Details

    • New Feature
    • Resolution: Fixed
    • Minor
    • Lustre 2.4.0
    • Lustre 2.4.0
    • HSM
    • 4118

    Description

      Add the possibility to swap the layouts between to files.
      This feature will be used to migrate files inside Lustre (eg for rebalance) and by HSM to restore files from archive
      This patch is the mdd part of the feature, the high level design is:
      – Start transaction
      – Read LOV EA from obj1 & obj 2
      – Run xattr_set(obj1, layout2) & xattr_set(obj2, layout1)
      (LOD should not take any action)
      – Stop transaction

      Attachments

        Issue Links

          Activity

            [LU-2016] Layout swapping, MDD part

            Change 4189 is landed, can this be closed?

            adilger Andreas Dilger added a comment - Change 4189 is landed, can this be closed?

            I am implementing lfs swap_layouts in LU-2017, I should push a first version next week.
            I have made a simple test without concurrent access, I will add the concurrent access test.

            About the open, today I open with O_WRONLY in place of O_RDONLY because swaping is changing file content.
            With O_RDONLY someone can swap file it should not be able to modify.

            jcl jacques-charles lafoucriere added a comment - I am implementing lfs swap_layouts in LU-2017 , I should push a first version next week. I have made a simple test without concurrent access, I will add the concurrent access test. About the open, today I open with O_WRONLY in place of O_RDONLY because swaping is changing file content. With O_RDONLY someone can swap file it should not be able to modify.

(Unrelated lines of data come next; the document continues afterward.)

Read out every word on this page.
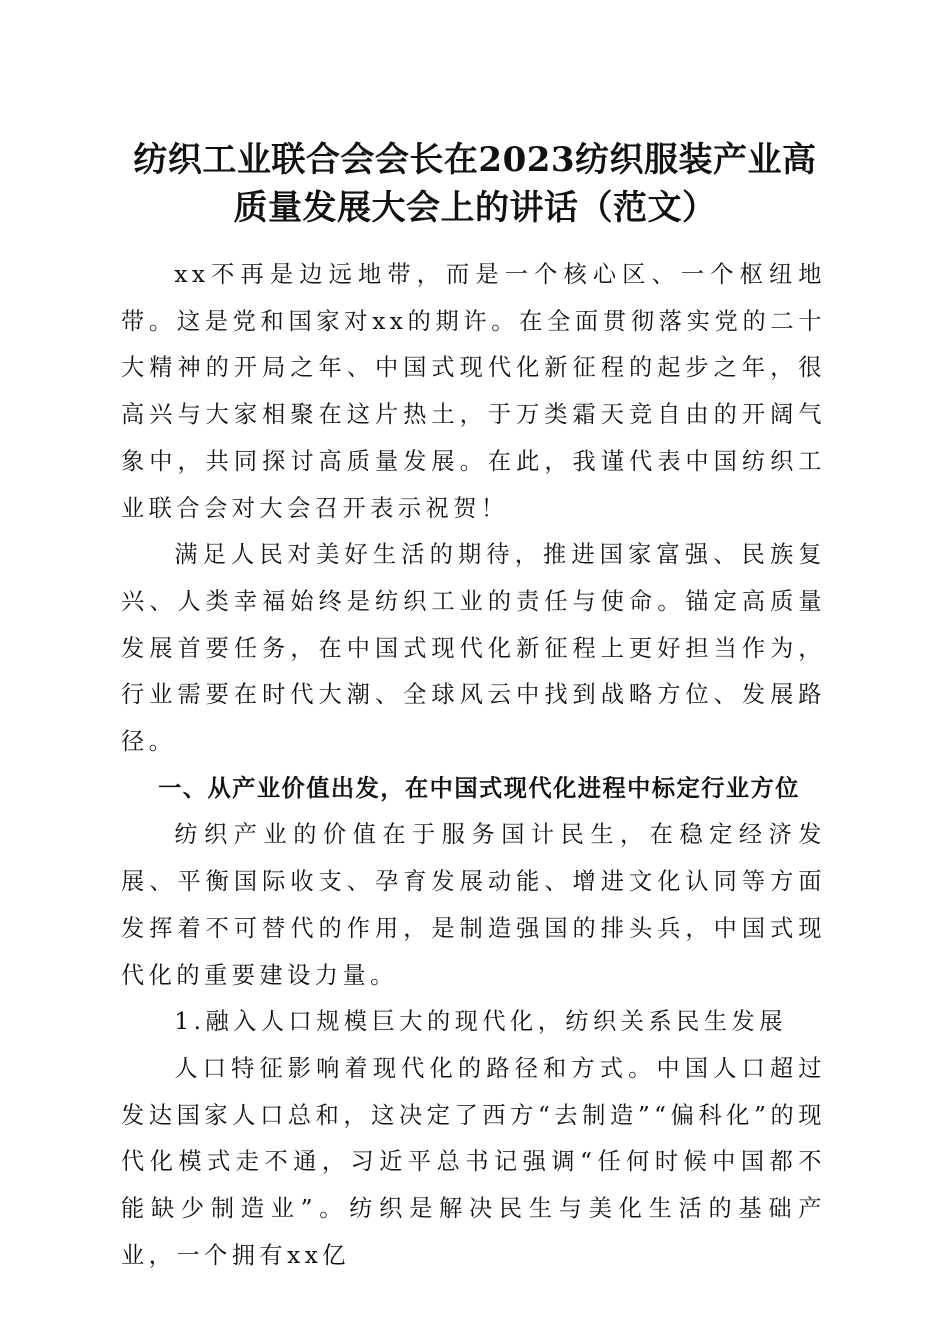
纺织工业联合会会长在2023纺织服装产业高
质量发展大会上的讲话（范文）

xx不再是边远地带，而是一个核心区、一个枢纽地带。这是党和国家对xx的期许。在全面贯彻落实党的二十大精神的开局之年、中国式现代化新征程的起步之年，很高兴与大家相聚在这片热土，于万类霜天竞自由的开阔气象中，共同探讨高质量发展。在此，我谨代表中国纺织工业联合会对大会召开表示祝贺！

满足人民对美好生活的期待，推进国家富强、民族复兴、人类幸福始终是纺织工业的责任与使命。锚定高质量发展首要任务，在中国式现代化新征程上更好担当作为，行业需要在时代大潮、全球风云中找到战略方位、发展路径。

一、从产业价值出发，在中国式现代化进程中标定行业方位

纺织产业的价值在于服务国计民生，在稳定经济发展、平衡国际收支、孕育发展动能、增进文化认同等方面发挥着不可替代的作用，是制造强国的排头兵，中国式现代化的重要建设力量。

1.融入人口规模巨大的现代化，纺织关系民生发展

人口特征影响着现代化的路径和方式。中国人口超过发达国家人口总和，这决定了西方“去制造”“偏科化”的现代化模式走不通，习近平总书记强调“任何时候中国都不能缺少制造业”。纺织是解决民生与美化生活的基础产业，一个拥有xx亿
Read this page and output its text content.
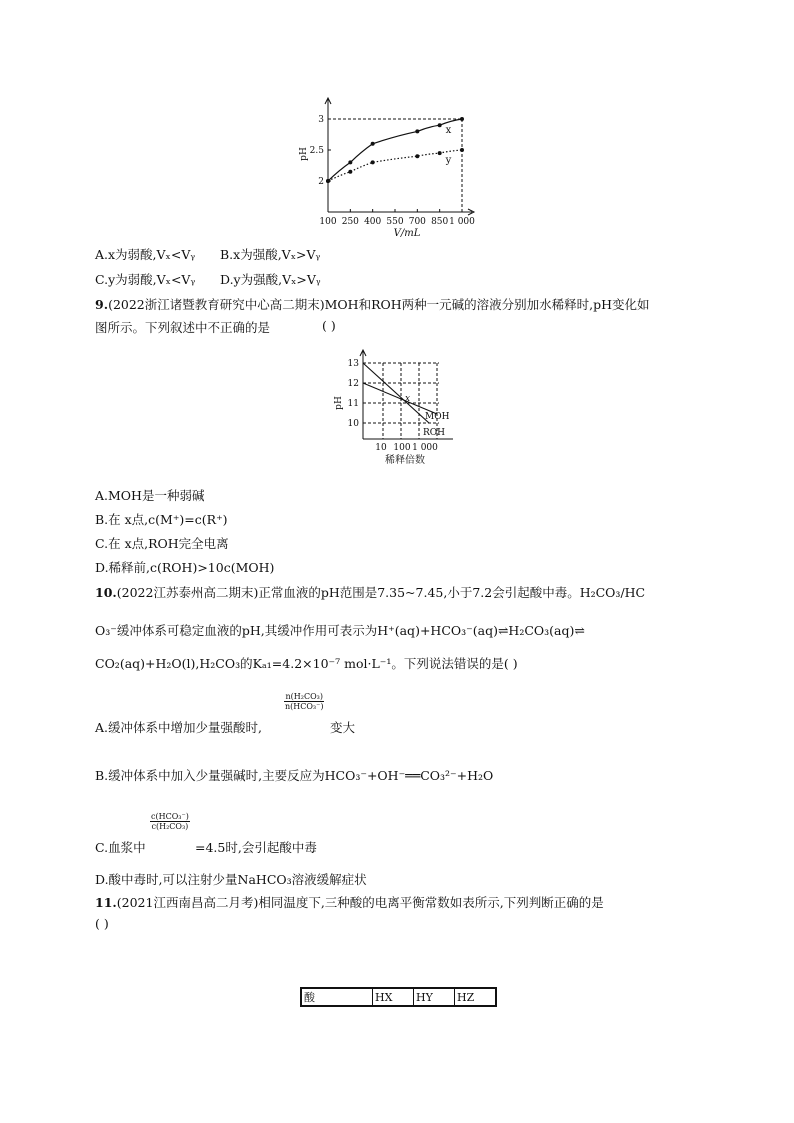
2
2.5
3
100 250 400 550 700 850 1 000
pH
V/mL
x
y
A.x为弱酸,Vₓ<Vᵧ B.x为强酸,Vₓ>Vᵧ
C.y为弱酸,Vₓ<Vᵧ D.y为强酸,Vₓ>Vᵧ
9.(2022浙江诸暨教育研究中心高二期末)MOH和ROH两种一元碱的溶液分别加水稀释时,pH变化如
图所示。下列叙述中不正确的是	( )
10
11
12
13
10 100 1 000
pH
稀释倍数
x
MOH
ROH
A.MOH是一种弱碱
B.在 x点,c(M⁺)=c(R⁺)
C.在 x点,ROH完全电离
D.稀释前,c(ROH)>10c(MOH)
10.(2022江苏泰州高二期末)正常血液的pH范围是7.35~7.45,小于7.2会引起酸中毒。H₂CO₃/HC
O₃⁻缓冲体系可稳定血液的pH,其缓冲作用可表示为H⁺(aq)+HCO₃⁻(aq)⇌H₂CO₃(aq)⇌
CO₂(aq)+H₂O(l),H₂CO₃的Kₐ₁=4.2×10⁻⁷ mol·L⁻¹。下列说法错误的是( )
A.缓冲体系中增加少量强酸时,
n(H₂CO₃)
n(HCO₃⁻)
变大
B.缓冲体系中加入少量强碱时,主要反应为HCO₃⁻+OH⁻══CO₃²⁻+H₂O
C.血浆中
c(HCO₃⁻)
c(H₂CO₃)
=4.5时,会引起酸中毒
D.酸中毒时,可以注射少量NaHCO₃溶液缓解症状
11.(2021江西南昌高二月考)相同温度下,三种酸的电离平衡常数如表所示,下列判断正确的是
( )
酸	HX	HY	HZ
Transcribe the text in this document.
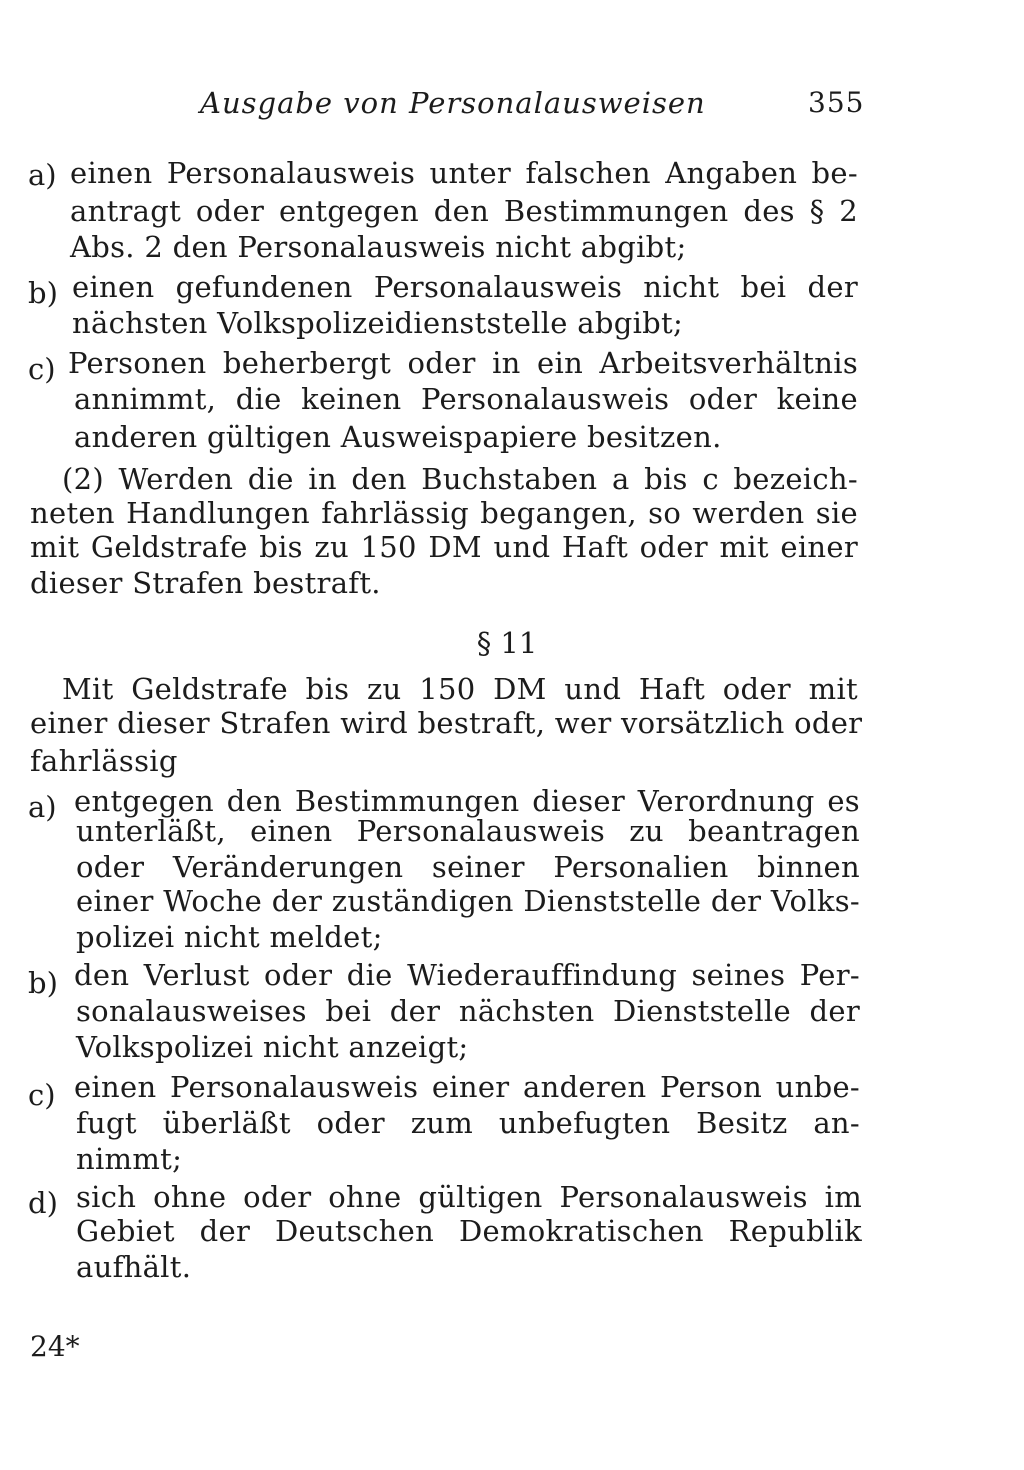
Ausgabe von Personalausweisen	355
a) einen Personalausweis unter falschen Angaben be-
antragt oder entgegen den Bestimmungen des § 2
Abs. 2 den Personalausweis nicht abgibt;
b) einen gefundenen Personalausweis nicht bei der
nächsten Volkspolizeidienststelle abgibt;
c) Personen beherbergt oder in ein Arbeitsverhältnis
annimmt, die keinen Personalausweis oder keine
anderen gültigen Ausweispapiere besitzen.
(2) Werden die in den Buchstaben a bis c bezeich-
neten Handlungen fahrlässig begangen, so werden sie
mit Geldstrafe bis zu 150 DM und Haft oder mit einer
dieser Strafen bestraft.
§ 11
Mit Geldstrafe bis zu 150 DM und Haft oder mit
einer dieser Strafen wird bestraft, wer vorsätzlich oder
fahrlässig
a) entgegen den Bestimmungen dieser Verordnung es
unterläßt, einen Personalausweis zu beantragen
oder Veränderungen seiner Personalien binnen
einer Woche der zuständigen Dienststelle der Volks-
polizei nicht meldet;
b) den Verlust oder die Wiederauffindung seines Per-
sonalausweises bei der nächsten Dienststelle der
Volkspolizei nicht anzeigt;
c) einen Personalausweis einer anderen Person unbe-
fugt überläßt oder zum unbefugten Besitz an-
nimmt;
d) sich ohne oder ohne gültigen Personalausweis im
Gebiet der Deutschen Demokratischen Republik
aufhält.
24*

            I was thinking that a good sanityt test for the layout swap and layout lock code would be to implement an "lfs swap" command and hook this into the "lfs_migrate" script instead of using "mv". The core "lfs swap"/"lfs_swap" command functionality should be implemented via new llapi helpers:

            int llapi_fd_layout_swap(int src_fd, int tgt_fd, __u64 flags)
            {
                    struct ll_layout_swap lls = { .lls_tgt = tgt_fd, .lls_flags = flags };
            
                    return ioctl(fd, LL_IOC_LOV_LAYOUT_SWAP, (void *)&lls)
            }
            
            int llapi_file_layout_swap(const char *src_path, const char *tgt_path, __u64 flags)
            {
                    int src_fd, tgt_fd;
            
                    src_fd = open(src_path, O_RDONLY);
                    tgt_fd = open(tgt_path, O_RDONLY);
                    /* error handling and such */
            
                    return llapi_fd_layout_swap(src_fd, tgt_fd, flags);
            }
            

            Where ll_file_ioctl(LL_IOC_LOV_LAYOUT_SWAP) triggers an MDS RPC to call mdd_swap_layouts().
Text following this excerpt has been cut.